All patients with a normal stress test were included in the study. Patients with known coronary artery disease, a history of myocardial infarction, coronary revascularization, transplantation or moderate to severe valve disease were excluded. Others not included were those with abnormal PET scans showing they already had obstructive coronary artery disease.
Pertinent patient information, such as biologic and non-biologic disease-modifying anti-rheumatic drug use, was obtained through medical records. Data on diabetes treatments, other traditional CVD risk factors, as well as medications used for primary and secondary CVD prevention, were also added. Coronary flow reserve (CFR; the ability of the coronaries to increase blood flow under stress) was calculated using the registry. Coronary microvascular dysfunction was defined as CFR <2.0.

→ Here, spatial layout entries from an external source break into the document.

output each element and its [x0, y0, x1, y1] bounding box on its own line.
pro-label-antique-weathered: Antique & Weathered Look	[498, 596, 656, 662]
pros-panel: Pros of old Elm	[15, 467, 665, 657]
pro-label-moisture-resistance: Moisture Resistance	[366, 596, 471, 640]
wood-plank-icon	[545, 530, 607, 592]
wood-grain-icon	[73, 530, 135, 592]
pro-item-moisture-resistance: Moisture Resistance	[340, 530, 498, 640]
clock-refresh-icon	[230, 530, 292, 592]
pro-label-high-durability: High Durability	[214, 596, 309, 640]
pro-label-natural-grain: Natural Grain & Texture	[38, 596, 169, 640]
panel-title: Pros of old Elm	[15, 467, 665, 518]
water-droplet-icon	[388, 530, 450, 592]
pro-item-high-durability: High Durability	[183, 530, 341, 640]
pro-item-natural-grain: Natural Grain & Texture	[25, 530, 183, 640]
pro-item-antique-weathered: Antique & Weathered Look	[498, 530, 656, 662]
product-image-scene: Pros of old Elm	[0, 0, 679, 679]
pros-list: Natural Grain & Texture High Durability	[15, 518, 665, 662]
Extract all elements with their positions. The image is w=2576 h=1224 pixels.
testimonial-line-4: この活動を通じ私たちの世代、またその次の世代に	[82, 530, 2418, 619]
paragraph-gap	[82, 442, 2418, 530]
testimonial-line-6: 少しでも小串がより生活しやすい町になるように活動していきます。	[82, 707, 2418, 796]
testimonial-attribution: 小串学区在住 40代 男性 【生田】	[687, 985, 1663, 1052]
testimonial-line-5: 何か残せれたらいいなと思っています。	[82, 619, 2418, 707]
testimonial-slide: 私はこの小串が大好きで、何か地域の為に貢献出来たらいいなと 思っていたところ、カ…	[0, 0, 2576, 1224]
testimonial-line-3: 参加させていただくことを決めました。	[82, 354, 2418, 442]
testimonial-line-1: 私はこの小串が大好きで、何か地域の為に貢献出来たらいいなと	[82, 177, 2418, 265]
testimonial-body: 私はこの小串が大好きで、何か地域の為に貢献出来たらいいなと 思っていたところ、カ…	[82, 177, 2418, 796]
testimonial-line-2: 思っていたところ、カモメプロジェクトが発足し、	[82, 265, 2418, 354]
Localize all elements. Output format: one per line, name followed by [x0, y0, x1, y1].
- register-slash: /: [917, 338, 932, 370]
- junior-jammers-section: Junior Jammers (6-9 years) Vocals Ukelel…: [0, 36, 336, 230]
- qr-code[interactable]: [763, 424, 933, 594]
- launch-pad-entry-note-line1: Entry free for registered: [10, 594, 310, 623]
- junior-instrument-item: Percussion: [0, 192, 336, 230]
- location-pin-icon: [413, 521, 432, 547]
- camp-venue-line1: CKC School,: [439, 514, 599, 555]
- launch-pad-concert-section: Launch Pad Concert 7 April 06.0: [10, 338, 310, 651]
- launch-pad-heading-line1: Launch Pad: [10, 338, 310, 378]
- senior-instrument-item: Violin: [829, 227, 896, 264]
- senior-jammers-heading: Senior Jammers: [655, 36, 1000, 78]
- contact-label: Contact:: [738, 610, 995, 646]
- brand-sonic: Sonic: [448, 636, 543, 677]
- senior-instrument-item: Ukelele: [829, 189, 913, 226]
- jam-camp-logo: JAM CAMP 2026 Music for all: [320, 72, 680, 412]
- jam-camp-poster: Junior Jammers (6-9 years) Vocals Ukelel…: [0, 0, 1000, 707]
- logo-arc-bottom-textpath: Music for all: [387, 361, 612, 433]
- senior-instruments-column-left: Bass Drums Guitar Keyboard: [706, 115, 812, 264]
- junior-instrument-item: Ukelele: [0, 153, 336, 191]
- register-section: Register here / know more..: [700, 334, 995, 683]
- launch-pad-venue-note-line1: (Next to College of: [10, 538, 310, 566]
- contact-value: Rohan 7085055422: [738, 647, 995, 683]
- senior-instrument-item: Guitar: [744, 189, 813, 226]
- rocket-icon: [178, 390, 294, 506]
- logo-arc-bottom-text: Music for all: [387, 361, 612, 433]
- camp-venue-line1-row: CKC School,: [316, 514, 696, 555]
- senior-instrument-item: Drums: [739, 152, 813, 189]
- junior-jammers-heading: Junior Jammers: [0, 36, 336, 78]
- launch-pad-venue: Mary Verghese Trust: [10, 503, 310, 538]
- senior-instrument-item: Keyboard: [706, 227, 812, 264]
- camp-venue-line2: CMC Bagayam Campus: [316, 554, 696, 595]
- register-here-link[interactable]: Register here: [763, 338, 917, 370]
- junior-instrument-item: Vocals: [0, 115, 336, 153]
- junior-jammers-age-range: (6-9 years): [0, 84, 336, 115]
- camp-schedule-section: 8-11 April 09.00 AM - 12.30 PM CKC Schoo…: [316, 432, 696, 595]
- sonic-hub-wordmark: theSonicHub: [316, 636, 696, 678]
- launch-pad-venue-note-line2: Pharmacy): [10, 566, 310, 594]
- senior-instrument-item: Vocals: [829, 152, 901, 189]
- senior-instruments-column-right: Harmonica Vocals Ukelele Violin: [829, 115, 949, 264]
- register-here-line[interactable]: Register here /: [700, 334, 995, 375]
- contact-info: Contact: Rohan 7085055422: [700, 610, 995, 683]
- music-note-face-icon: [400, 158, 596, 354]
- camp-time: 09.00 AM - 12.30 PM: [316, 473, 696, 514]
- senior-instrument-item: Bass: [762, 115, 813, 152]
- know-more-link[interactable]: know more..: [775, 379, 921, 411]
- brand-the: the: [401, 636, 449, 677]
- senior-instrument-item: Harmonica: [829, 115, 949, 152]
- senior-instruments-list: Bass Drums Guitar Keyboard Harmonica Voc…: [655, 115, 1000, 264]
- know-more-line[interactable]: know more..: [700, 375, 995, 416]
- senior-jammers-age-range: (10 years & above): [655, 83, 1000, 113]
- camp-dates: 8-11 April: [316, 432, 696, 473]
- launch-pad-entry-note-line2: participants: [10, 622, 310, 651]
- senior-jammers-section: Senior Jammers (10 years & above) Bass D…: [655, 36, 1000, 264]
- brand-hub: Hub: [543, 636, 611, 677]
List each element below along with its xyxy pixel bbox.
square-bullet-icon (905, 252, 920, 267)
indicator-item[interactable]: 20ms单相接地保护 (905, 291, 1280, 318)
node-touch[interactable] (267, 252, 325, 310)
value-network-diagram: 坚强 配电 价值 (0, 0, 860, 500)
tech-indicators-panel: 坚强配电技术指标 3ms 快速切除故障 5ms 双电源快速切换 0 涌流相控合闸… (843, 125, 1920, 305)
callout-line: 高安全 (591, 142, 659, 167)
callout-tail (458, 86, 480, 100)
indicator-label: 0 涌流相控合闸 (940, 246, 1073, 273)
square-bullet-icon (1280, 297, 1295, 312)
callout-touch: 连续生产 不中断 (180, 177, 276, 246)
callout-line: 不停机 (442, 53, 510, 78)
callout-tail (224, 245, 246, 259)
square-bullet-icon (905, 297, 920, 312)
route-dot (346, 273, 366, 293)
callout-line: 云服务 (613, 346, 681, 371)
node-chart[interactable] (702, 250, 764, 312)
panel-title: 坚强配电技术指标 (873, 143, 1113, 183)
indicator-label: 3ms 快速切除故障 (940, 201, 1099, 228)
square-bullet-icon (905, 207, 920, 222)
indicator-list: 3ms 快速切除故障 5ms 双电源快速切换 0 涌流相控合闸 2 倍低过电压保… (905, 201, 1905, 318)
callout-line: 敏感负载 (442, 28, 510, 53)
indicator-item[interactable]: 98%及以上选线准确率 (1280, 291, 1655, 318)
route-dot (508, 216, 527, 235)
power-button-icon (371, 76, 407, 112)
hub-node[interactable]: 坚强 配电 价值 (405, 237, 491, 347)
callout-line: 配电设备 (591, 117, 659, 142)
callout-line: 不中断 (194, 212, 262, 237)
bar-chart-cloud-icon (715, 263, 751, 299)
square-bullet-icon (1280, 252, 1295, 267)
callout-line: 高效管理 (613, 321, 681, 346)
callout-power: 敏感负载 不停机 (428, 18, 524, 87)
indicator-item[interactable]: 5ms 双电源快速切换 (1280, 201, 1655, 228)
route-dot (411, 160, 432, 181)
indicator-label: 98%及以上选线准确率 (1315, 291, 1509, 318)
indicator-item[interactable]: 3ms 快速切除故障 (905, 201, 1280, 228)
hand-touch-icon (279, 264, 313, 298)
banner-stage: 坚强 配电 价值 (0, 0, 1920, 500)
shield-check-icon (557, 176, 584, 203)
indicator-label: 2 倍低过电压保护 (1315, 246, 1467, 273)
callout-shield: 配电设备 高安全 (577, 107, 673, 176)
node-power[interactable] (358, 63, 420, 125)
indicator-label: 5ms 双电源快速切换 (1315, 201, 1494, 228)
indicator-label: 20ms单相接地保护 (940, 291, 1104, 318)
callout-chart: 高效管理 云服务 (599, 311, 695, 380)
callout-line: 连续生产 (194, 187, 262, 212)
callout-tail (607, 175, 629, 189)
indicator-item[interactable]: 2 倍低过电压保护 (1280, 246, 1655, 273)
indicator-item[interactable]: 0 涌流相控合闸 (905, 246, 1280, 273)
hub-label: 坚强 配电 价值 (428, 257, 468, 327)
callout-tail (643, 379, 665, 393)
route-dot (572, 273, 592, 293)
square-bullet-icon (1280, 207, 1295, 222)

“The data we use to calculate CFR and detect [coronary microvascular dysfunction] are, in many cases, obtained routinely as part of the cardiac stress test,” says Dr. Liao. “Since the main reason to undergo a stress test is to look for blockages in the coronary arteries and not microvascular function, we are not routinely pulling data on [coronary microvascular dysfunction].”
The cohort included 73 subjects with RA and 441 with diabetes who met the inclusion or exclusion criteria. The mean age was similar in both groups: 63 years. The proportion of women was higher in RA than in diabetes (73% vs. 56%, respectively). Those with diabetes had higher prevalence of hypertension and dyslipidemia. Eighteen percent had concurrent RA and diabetes.